In ogni luogo della Terra, la presenza e la diffusione delle
malattie sono fortemente influenzate dal clima locale. In effetti
molte malattie infettive potenzialmente mortali sono diffuse
solamente nelle aree più calde del pianeta. Malattie come la
malaria, la febbre dengue, la febbre gialla e l’encefalite
potrebbero aumentare la loro diffusione se le zanzare e gli altri
insetti che le diffondono trovassero delle condizioni climatiche più
favorevoli alla loro diffusione.
Le temperature più elevate possono anche favorire l’aumento
dell’inquinamento biologico delle acque, favorendo la
proliferazione dei vari organismi infestanti.
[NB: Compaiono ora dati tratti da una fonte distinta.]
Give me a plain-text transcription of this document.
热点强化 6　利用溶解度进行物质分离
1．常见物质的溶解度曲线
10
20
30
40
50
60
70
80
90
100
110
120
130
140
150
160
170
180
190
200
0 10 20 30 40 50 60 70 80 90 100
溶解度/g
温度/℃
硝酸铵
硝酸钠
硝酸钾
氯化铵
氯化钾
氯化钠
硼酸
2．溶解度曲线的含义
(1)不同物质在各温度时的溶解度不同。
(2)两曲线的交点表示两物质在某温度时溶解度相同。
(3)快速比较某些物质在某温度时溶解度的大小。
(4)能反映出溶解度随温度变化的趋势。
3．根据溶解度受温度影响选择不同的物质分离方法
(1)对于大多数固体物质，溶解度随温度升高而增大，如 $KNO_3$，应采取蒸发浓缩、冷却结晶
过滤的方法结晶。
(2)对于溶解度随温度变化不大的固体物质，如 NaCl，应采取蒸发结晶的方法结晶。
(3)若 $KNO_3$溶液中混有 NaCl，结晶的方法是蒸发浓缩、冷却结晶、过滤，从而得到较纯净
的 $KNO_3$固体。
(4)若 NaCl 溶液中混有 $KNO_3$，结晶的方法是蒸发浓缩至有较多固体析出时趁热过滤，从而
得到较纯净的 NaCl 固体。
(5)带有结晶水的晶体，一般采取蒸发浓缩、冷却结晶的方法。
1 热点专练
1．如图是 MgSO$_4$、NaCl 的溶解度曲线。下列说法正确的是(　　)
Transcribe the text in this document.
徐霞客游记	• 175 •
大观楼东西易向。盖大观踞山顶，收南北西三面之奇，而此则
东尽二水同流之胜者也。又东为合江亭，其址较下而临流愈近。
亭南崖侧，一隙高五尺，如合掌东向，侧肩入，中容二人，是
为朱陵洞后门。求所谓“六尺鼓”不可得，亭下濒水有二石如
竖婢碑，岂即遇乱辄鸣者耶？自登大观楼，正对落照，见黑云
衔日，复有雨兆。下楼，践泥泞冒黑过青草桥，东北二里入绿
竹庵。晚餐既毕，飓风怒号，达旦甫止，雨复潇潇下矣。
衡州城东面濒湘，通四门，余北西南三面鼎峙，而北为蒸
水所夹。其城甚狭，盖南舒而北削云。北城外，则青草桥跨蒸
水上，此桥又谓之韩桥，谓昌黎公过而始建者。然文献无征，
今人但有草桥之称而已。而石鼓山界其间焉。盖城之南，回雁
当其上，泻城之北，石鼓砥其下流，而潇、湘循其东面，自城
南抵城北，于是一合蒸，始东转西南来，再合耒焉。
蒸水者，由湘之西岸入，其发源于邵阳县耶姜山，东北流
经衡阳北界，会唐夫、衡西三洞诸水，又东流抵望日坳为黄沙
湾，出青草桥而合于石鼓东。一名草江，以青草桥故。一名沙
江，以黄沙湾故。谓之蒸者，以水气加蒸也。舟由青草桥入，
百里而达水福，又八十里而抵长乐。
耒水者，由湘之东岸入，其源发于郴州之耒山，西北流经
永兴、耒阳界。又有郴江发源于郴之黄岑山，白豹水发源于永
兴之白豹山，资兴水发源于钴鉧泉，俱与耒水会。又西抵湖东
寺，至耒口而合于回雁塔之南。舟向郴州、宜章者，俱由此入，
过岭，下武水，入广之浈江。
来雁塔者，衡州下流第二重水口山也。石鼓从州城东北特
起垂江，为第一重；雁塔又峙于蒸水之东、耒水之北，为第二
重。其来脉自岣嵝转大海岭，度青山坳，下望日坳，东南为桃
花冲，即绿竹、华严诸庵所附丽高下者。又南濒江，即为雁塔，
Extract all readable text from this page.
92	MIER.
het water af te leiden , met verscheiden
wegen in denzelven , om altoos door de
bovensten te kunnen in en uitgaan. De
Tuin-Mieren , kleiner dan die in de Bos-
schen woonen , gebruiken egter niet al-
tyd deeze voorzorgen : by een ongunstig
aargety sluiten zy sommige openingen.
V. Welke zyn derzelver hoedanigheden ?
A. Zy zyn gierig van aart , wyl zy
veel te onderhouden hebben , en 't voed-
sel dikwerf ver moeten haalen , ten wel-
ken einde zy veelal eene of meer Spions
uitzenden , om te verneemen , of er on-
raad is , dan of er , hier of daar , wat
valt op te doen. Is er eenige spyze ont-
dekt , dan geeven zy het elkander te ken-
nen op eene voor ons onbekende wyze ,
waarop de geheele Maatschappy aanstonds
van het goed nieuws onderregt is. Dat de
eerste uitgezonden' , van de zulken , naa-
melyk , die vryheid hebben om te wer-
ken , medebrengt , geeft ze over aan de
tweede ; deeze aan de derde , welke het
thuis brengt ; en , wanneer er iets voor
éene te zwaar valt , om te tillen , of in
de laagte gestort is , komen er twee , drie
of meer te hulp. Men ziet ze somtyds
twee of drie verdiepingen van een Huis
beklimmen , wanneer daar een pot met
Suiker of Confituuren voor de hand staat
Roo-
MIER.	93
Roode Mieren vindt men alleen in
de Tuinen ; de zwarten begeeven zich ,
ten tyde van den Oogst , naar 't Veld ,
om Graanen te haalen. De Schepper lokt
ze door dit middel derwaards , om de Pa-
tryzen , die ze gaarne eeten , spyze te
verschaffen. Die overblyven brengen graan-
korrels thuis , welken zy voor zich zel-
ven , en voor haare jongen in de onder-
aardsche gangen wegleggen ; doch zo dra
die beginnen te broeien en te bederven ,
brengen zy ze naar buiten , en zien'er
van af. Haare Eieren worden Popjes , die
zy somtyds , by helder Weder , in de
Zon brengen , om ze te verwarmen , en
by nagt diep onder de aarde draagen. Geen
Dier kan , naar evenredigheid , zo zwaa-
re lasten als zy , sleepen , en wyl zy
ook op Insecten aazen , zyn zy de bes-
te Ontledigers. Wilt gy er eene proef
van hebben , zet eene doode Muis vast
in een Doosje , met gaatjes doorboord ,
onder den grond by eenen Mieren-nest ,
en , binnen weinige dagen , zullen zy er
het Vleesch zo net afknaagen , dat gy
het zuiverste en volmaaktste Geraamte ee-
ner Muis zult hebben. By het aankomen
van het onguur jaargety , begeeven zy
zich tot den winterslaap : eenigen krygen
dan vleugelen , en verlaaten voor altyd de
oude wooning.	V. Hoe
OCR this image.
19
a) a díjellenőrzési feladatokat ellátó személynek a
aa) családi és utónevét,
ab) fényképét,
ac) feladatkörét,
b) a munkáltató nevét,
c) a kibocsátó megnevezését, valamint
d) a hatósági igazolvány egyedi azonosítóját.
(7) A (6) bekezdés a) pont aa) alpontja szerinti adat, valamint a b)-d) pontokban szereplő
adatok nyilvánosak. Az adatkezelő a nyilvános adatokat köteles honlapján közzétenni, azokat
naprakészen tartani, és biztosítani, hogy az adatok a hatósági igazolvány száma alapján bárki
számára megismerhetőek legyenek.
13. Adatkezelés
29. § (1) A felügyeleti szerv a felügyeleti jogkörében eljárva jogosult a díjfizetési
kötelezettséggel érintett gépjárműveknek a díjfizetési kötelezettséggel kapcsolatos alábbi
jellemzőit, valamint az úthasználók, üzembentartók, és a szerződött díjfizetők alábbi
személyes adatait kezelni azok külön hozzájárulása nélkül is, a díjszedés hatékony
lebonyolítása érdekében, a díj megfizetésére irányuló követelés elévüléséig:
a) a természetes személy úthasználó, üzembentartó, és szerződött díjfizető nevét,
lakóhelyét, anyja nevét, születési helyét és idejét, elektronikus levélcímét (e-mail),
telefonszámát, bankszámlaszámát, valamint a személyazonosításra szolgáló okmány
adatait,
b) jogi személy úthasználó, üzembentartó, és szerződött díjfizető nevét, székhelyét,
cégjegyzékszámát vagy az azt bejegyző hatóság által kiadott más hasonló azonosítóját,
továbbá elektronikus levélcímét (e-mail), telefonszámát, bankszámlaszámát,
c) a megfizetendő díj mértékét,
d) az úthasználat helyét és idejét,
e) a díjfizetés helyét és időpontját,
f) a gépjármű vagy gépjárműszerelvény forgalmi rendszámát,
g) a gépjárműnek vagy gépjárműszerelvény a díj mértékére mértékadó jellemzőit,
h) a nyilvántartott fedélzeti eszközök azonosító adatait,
Molti ricercatori ritengono anche che l’inasprirsi dell’effetto
serra comporterebbe un aumento del fenomeno dell’eutrofizzazione
delle acque, con tutti i danni biologici, economici e sanitari che
questo comporterebbe.
Tutti
questi problemi sarebbero di difficile soluzione anche per i Paesi
Occidentali che dispongono di un patrimonio economico ed industriale
enorme. Molti degli impatti del cambiamento climatico potrebbero
comunque essere risolti tramite l’organizzazione ed il
mantenimento di adeguati programmi a difesa dell’ambiente e della
salute pubblica. Invece, nei Paesi del Terzo (e Quarto) Mondo,
l’inasprimento delle condizioni ambientali provocherebbe delle
situazioni sanitarie e sociali insostenibili. L’aumento delle
malattie, delle carestie e degli scontri sociali per la crescente
povertà e precarietà della vita comporterà delle conseguenze
inimmaginabili che finiranno per ricadere anche sui paesi più
civilizzati, probabilmente a giusta condanna delle colpe di cui si
sono macchiati nel corso di questi ultimi secoli.